We used CSVFilter and REvaluate from the tools bundle, which is why we needed to declare a dependency in bundle.xml. We optimized the component so that it only places CSVFilter when needed. Thus, the set of atomic components we place on the workflow is not constant, and the component can be seen as a template rather than a fixed workflow.

You can use helper functions defined as private def in function.scala to avoid making the main function too long.
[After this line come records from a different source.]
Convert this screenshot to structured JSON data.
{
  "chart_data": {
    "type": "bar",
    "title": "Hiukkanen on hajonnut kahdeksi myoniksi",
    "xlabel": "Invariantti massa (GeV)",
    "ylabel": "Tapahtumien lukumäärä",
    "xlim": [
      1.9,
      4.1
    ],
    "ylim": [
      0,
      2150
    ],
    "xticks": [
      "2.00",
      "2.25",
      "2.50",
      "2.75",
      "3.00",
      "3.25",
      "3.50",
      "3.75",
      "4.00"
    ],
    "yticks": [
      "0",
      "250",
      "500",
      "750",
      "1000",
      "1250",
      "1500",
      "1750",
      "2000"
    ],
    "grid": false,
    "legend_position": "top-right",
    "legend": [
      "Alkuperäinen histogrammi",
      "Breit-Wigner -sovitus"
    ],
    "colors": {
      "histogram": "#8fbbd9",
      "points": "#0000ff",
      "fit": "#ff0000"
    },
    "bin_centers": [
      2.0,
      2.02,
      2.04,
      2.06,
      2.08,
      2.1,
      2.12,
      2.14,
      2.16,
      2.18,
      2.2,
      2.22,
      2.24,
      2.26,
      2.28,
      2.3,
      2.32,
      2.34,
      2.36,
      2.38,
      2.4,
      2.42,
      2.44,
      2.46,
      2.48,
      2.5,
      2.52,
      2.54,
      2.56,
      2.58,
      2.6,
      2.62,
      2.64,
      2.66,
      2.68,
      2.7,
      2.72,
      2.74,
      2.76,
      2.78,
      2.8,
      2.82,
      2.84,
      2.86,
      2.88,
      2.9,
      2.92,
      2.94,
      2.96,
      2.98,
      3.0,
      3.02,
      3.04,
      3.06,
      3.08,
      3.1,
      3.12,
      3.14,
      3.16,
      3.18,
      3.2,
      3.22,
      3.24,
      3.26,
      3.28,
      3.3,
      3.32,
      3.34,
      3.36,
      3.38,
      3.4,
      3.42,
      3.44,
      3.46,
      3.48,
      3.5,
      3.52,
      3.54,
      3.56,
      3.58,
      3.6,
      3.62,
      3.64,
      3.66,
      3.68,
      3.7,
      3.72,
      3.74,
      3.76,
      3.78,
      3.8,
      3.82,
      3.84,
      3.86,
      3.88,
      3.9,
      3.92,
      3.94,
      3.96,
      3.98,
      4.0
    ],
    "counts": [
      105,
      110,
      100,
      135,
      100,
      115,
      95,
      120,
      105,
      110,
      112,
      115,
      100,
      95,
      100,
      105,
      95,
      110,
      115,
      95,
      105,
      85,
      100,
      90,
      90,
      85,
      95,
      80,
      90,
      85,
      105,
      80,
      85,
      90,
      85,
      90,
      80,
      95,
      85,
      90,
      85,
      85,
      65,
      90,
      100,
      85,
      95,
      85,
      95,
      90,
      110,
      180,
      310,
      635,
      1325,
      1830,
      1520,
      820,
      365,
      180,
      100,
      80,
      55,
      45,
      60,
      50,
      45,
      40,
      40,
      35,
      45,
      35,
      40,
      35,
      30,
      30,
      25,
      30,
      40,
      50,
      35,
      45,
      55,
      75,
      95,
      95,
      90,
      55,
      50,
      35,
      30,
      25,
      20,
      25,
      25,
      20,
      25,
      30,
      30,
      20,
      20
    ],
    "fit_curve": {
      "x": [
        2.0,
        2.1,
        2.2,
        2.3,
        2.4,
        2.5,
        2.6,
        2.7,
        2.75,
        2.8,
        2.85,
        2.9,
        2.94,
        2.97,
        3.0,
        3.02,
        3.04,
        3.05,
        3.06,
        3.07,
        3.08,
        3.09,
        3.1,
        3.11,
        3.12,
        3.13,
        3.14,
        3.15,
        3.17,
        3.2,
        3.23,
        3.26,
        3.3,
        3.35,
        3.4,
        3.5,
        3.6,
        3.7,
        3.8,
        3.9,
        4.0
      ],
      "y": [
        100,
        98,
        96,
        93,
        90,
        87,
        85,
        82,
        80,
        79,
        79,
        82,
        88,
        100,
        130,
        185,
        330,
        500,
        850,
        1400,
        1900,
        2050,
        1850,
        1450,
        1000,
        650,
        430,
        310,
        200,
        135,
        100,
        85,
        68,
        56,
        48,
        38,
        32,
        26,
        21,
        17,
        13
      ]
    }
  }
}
Local resources and relative paths

To implement the statistics computation, we place the code into an external R file (statistics.r) that is imported into the workflow (the code is omitted for simplicity). When using a local file name like we did here, the working directory is the folder containing the component, i.e., ~/my-bundles/demo/functions/PreprocessGeneCSV. Thus, we can place resource files into the component folder and import them using relative paths. The same applies to atomic components.

Signature of the Scala function

The name and signature of the function must match the interface declared in component.xml. Input ports and parameters must be defined in the same order, and all input ports come before parameters in the function signature. Mapping between parameter types in component.xml and Scala is as follows:

Interface type Scala type
boolean Boolean
float Double
int Int
string String

The return type is a tuple that contains one element for each output port of the component. In our case, the component has two CSV output ports, so the return type is (CSV, CSV).

Array ports are specified using the base type in Scala (example: CSV); they do not have a generic counterpart like Array[CSV] in Scala.